When it comes to making a cake based dessert for a special occasion Lamingtons is the first thing that comes to my mind. This Aussie classic is a true comfort food and has a wide margin to be creative with the basic recipe.
This Mini Lamingtons Strawberry Bites is my tiny take on a true classic to make it more indulgent and include everything I love in desserts on a plate without overloading it.
The classic version is made with delicious sponge cake squares coated with chocolate sauce and rolled into desiccated coconut. The chocolate mixture is kept fairly runny so that some of it gets absorbed in the outer layer of the cake cubes, making every bite super moist. The coconut crunch on top gives the outer layer a distinct texture.
Using this basic idea many variations can be created, like Lamington sandwiches with cream cheese and jam between two Lamington halves or long and thin Lamington fingers or Mini Lamingtons.
I decided to thread Mini Lamingtons with chocolate dipped and sprinklers coated strawberries onto skewers and serve them with a smooth and citrusy Lemon Cream cheese Dip. The combination of ingredients worked out really well, it was fun to eat, light and refreshing!
The best thing about making Lamingtons for a special occasion is that you can bake the cake ahead, in fact it is better to use slightly stale cake ( a day or two old) so that it’s firm enough to dip into the chocolate syrup. All that you have to do on the required day is make chocolate syrup and leave the Lamingtons to set till served.
You can play with the idea of coating too. If you don’t like coconut, you can use sprinkles or crushed nuts in their place too. White chocolate or strawberry syrup can replace the chocolate icing. The Cream cheese dip is highly recommended because it’s a natural pairing with all sorts of tea breads and fruit desserts. It has loads of flavor and oodles of pizzazz to it. You will eat this stuff until the bowl is empty. My kids were eating it by the spoonful it was so good!
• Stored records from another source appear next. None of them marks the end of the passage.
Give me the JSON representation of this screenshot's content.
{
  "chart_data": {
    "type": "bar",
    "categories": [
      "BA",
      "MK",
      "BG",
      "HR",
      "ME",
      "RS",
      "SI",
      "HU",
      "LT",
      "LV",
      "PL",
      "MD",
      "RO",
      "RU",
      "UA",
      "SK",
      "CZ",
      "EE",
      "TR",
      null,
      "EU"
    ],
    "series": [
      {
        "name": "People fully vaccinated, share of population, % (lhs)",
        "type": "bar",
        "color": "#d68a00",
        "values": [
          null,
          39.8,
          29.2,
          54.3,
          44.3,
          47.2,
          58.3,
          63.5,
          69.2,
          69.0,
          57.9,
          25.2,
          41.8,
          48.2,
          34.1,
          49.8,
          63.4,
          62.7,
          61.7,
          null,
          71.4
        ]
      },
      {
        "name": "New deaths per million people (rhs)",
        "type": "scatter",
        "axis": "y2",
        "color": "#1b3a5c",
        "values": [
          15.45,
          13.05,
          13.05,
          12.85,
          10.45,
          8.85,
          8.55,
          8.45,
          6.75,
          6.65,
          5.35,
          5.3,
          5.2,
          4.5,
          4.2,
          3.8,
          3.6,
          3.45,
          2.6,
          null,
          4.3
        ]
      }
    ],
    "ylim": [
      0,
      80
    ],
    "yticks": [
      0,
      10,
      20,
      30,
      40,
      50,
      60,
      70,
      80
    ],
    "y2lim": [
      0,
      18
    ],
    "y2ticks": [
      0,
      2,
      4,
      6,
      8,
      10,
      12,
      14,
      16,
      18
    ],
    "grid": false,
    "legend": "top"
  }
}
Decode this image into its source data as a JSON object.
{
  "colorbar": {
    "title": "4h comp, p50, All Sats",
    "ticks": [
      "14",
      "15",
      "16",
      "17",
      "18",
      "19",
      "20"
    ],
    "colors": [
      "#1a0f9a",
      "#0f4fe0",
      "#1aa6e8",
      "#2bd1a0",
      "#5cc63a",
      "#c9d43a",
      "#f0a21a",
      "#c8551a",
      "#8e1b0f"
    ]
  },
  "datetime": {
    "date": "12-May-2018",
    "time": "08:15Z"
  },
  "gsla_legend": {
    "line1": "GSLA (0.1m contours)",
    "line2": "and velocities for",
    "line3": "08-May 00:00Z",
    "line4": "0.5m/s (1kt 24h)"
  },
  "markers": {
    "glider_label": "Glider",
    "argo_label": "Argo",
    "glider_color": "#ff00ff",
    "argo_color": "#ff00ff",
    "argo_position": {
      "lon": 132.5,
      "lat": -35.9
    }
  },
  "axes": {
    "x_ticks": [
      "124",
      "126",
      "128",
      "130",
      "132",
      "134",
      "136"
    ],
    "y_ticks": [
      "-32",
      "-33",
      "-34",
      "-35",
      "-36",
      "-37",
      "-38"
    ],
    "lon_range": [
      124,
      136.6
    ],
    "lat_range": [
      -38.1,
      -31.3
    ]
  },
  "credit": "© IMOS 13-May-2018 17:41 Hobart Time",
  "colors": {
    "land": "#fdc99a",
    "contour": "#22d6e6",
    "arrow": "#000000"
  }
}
You know kitchen is place where dreams can actually come true, so put that apron on and make some happy dreams happen!
For Sponge Cake:
1+1/3 cup plain flour
1 cup sugar
1+1/2 teaspoon baking powder
A few drop vanilla essence
1/2 cup melted butter
2 cups desiccated coconut
For Chocolate Icing:
3/4 cup milk
3 tablespoon butter
1/4 cocoa cup powder
3 cups icing sugar
A few drops vanilla essence
For Lemon Cream cheese Dip:
1 cup cream cheese, softened
1 tablespoon honey
1 tablespoon lemon juice
1 teaspoon lemon zest (optional)
1/2 cup thick yogurt
16 small wooden skewers
1 cup cake sprinkles
Left over chocolate icing
This Is What You Do:
Preheat oven at 180 degrees C.
Prepare the pan. Lightly grease and flour a square 8 x 8 inch pan.
Add egg, sugar and vanilla to a big mixing bowl. Beat with the electric hand mixer till the mixture becomes light yellow in colour and thick (almost 3 minutes).
Add flour and baking powder to the egg batter and mix gently with a spatula.
Melt the butter, let it cool down a bit before adding to the batter.
Gradually add melted butter and keep mixing it with the rest if the batter till everything is combined. Don’t over mix the mixture.
Pour into the prepared pan. Bake for 25 minutes or till a skewer inserted in the middle comes out clean.
Let the cake cool down completely or better bake it a day ahead so that it’s firm enough to be dipped into the chocolate icing.
To make icing, mix icing sugar and cocoa powder in a bowl.
Heat together milk and butter in a microwave safe bowl or in a small sauce pan over stove till the butter is melted.
Pour over the sugar and cocoa, mix with a hand whip till smooth.
The consistency of icing should neither be too thick nor thin. It should be able to coat the cake pieces.
To assemble cut cake into equal sized square pieces. I cut mine into 2 inch mini squares ( made 16 squares).
To save your work tops from getting messy, place everything you need on a serving tray. Pour sauce in one wide deep bowl and add desiccated coconut in another. Using a fork, dip the cake pieces, one at a time, first into chocolate icing on all sides and then toss into coconut. Leave to set for 2 hours or until the coating is set.
To make Lemon Cream Cheese dip, beat together all the ingredients in a small bowl with an electric mixer till light and fluffy. Keep refrigerated till serving time.
Remove the leaves from strawberries. Dip the fat end into leftover chocolate syrup and roll that part into sprinkles. Thread a strawberry onto a skewer, then a mini Lamington and again another strawberry. Repeat with all the ingredients.
Serve with Lemon Cream Cheese Dip on the side.